Referring to the drawing, we see that the installation serves at least one equipment 1 consuming hot water, such as a scalding tank, and at least one equipment 2 for producing cold, such as a refrigeration cabinet, by evaporation of a refrigerant in an evaporator 3.

In known manner, at the outlet of the evaporator, the vapors are conducted by a pipe 4 to a compressor 5 which carries them at relatively high pressure.

After possible passage through an oil separator, the compressed gas is, by a pipe 6, brought to a condenser 7 in which, by condensation, it returns at least part of its heat to a cooling agent 8 such as air.

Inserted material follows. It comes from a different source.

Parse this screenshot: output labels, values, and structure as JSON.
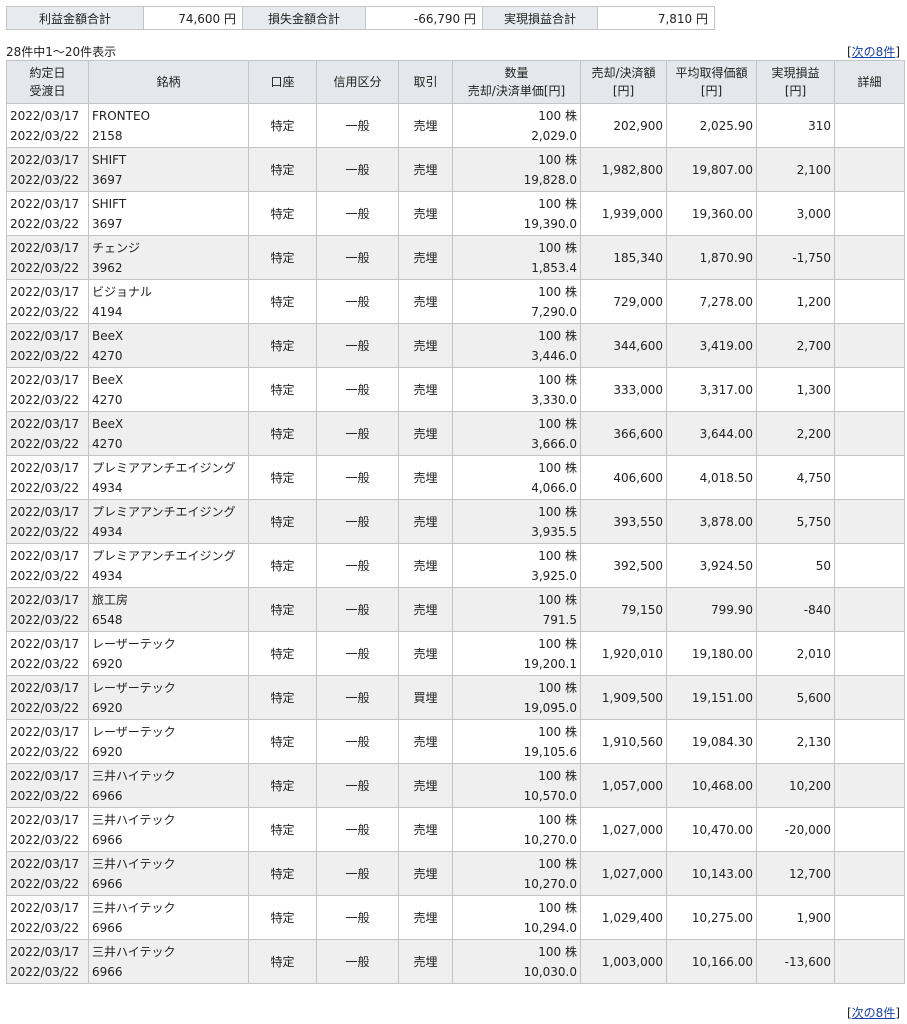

From the gaseous state, the refrigerant returns to the liquid state and a line 9 then leads it to a pressure reducer 10 before, via a line 11, it returns to the evaporator 3 for a new circuit.

In order for the water 12 supplied to the scalding tank 1 to be heated by recovering the superheating heat from the vapor of the refrigerant which normally circulates from the compressor 5 to the condenser 7 via the line 6, this vapor is diverted to at least the main exchanger 13 in series with which an annex exchanger 14 is mounted.

This bypass takes place under the control of solenoid valves 15, 16.

Each exchanger 13,14 enters an enclosure 17, 18 which is filled with a certain volume of an intermediate fluid 19, 20, such as water, which in closed circuit, is set in motion so that only after having passed through the exchanger 13, 14, traversed by the refrigerant vapors, this intermediate fluid can pass through a secondary exchanger 21, 22 which, for this purpose, also enters the aforementioned enclosure 17, 18 and which, for its part, is traversed by the fluid to be heated, such, in the example shown, the water which will feed the scalding tank 1.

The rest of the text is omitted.